Occasionally the dialogue in this book can feel a little flat and stilted –  and not just when it’s loaded with technicalities.  I’m sure Susan Calvin would appreciate the irony that it’s the conversations between humans that sometimes read unconvincingly, whereas the human-robot conversations consistently delight and intrigue.  Could that even be deliberate? I’m afraid I haven’t read enough of Asimov’s other works to be able to comment. Still, this is a minor quibble against what is other a fascinating and genuinely thought-provoking read.

Screenshot from the 2004  I, Robot movie trailer:

Screenshot from the 2004 I, Robot movie trailer

If you’ve never picked up I, Robot, it’s well worth a look. Even if you already feel you know its content there’s a real pleasure and sense of freshness to be enjoyed by returning to the text that generated so much robotic cultural resonance. And if you’ve only seen the 2004 I, Robot movie with Will Smith then you definitely need to read the book so you can see just how little that film had to do with the original short story collection. Beyond the title, the invocation of the Three Laws, the presence of a character called Susan Calvin, and the fact that some other characters seem irrationally prejudiced against robots, there is basically no resemblance. I did think that the robots in that film were quite well designed and convincingly articulated, which is perhaps more than could be said for Will Smith, but that’s a quibble for another day. Hey, did I just imply I preferred the robots to the human actors? Asimov states that Calvin was born in the same year that I was too….

Robo Reads

Next time on Robo Reads:  R reviews He, She and It by Marge Piercy.


3 thoughts on “Book Review: I, Robot by Isaac Asimov

  1. The later robots novels – “Caves of Steel” and also “Robots of Dawn” and “Robots and Empire” are worth a look too, particularly for the robots’ independent derivation of a Zeroth Law. (It’s an implication inadvertently built into the other 3, basically.)

    That said, the latter two novels are weakened by their obsession with some rather ’80s culutural memes. (Basically Asimov suddenly discovered that it was culturally-possible to talk about sex now, and the results end up feeling a little bit unhealthy in places.) Also they were written partly as a justification for his urge to merge the robots timeline with the Foundation one, which had rather mixed consequences in places.

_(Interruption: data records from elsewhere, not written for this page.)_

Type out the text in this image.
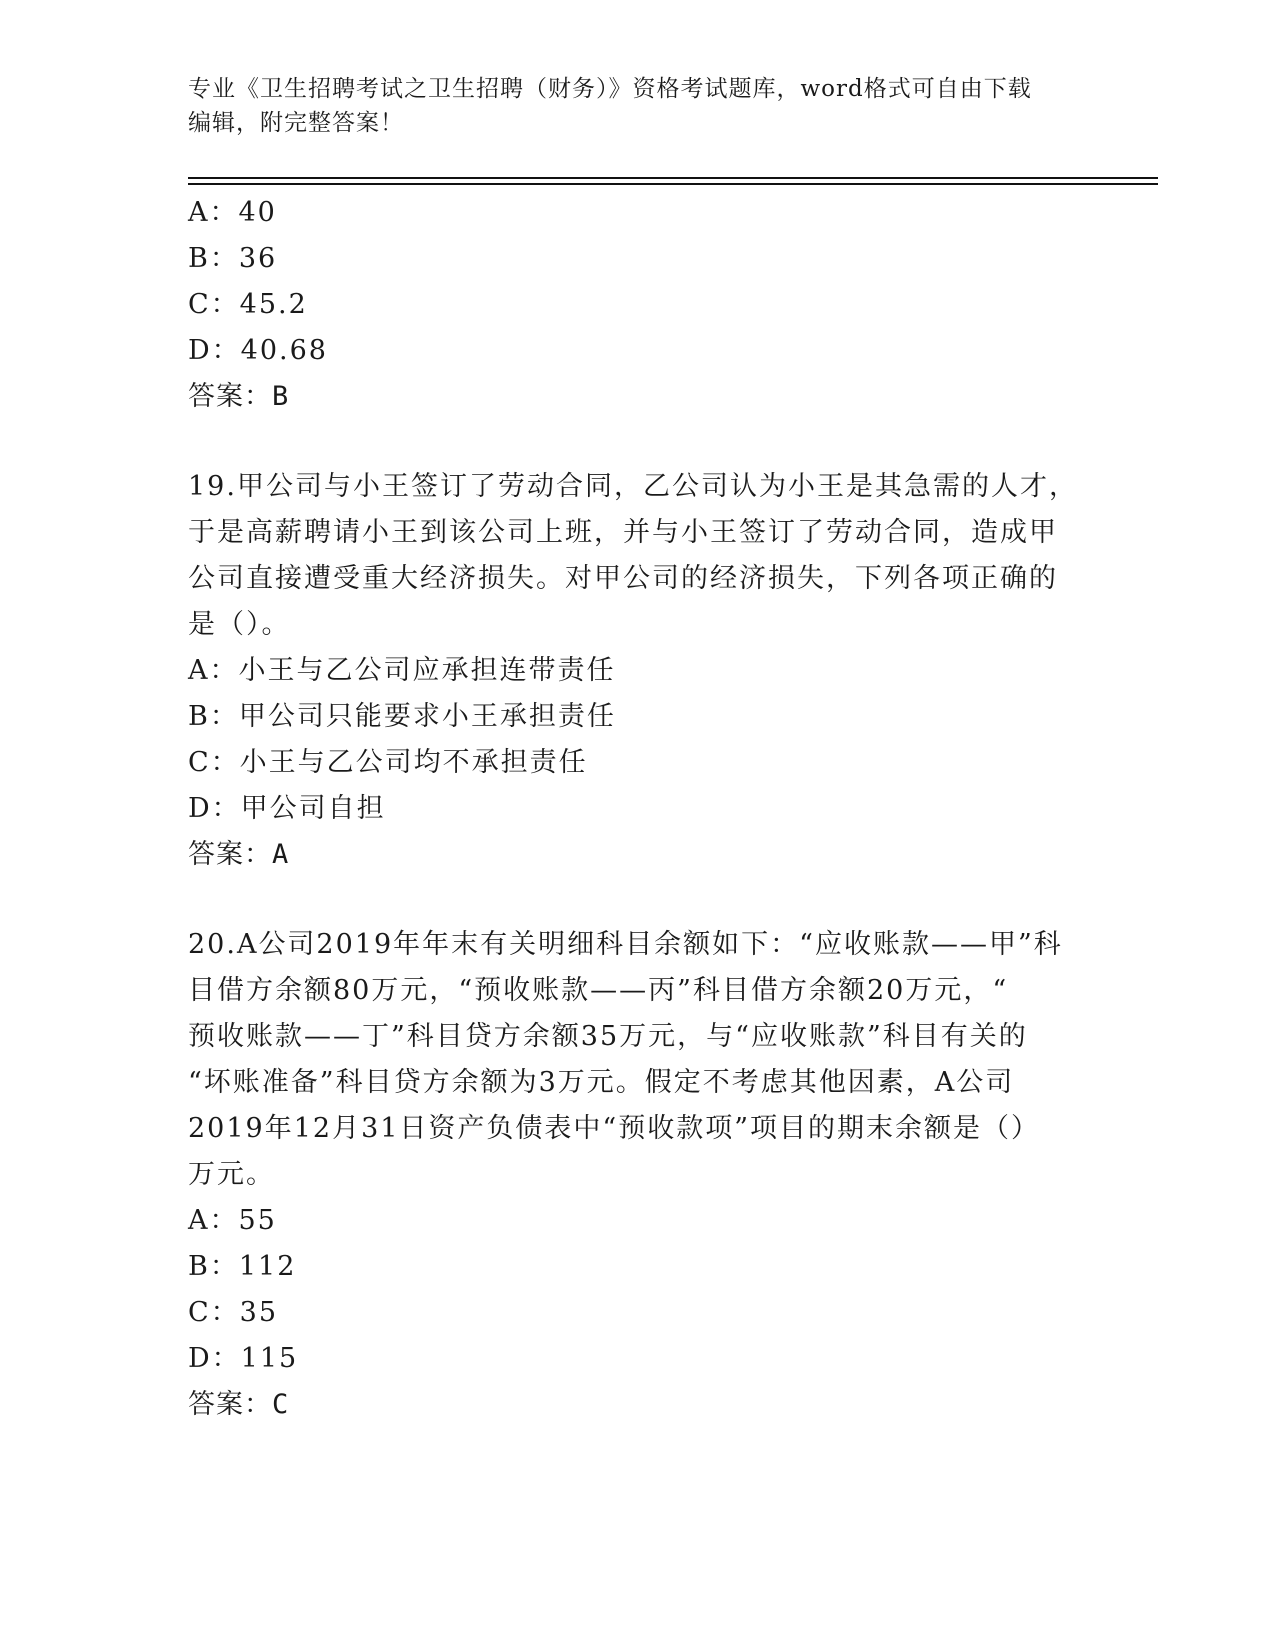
专业《卫生招聘考试之卫生招聘（财务）》资格考试题库，word格式可自由下载
编辑，附完整答案！
A：40
B：36
C：45.2
D：40.68
答案：B
19.甲公司与小王签订了劳动合同，乙公司认为小王是其急需的人才，
于是高薪聘请小王到该公司上班，并与小王签订了劳动合同，造成甲
公司直接遭受重大经济损失。对甲公司的经济损失，下列各项正确的
是（）。
A：小王与乙公司应承担连带责任
B：甲公司只能要求小王承担责任
C：小王与乙公司均不承担责任
D：甲公司自担
答案：A
20.A公司2019年年末有关明细科目余额如下：“应收账款——甲”科
目借方余额80万元，“预收账款——丙”科目借方余额20万元，“
预收账款——丁”科目贷方余额35万元，与“应收账款”科目有关的
“坏账准备”科目贷方余额为3万元。假定不考虑其他因素，A公司
2019年12月31日资产负债表中“预收款项”项目的期末余额是（）
万元。
A：55
B：112
C：35
D：115
答案：C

    • Thanks, that’s interesting to know. I’ve got “The Rest of the Robots” which is more robot shorts but wasn’t sure where to go after that in terms of more Asimov.

      I might proceed with caution, though, after what you said because badly written – or worse, pointlessly shoehorned in – sex stuff in novels is something that particularly winds me up. As a genre, sci-fi does seem particularly bad for doing that too – which isn’t to say there aren’t plenty of sci-fi authors who handle sex extremely well, just that there are plenty who don’t!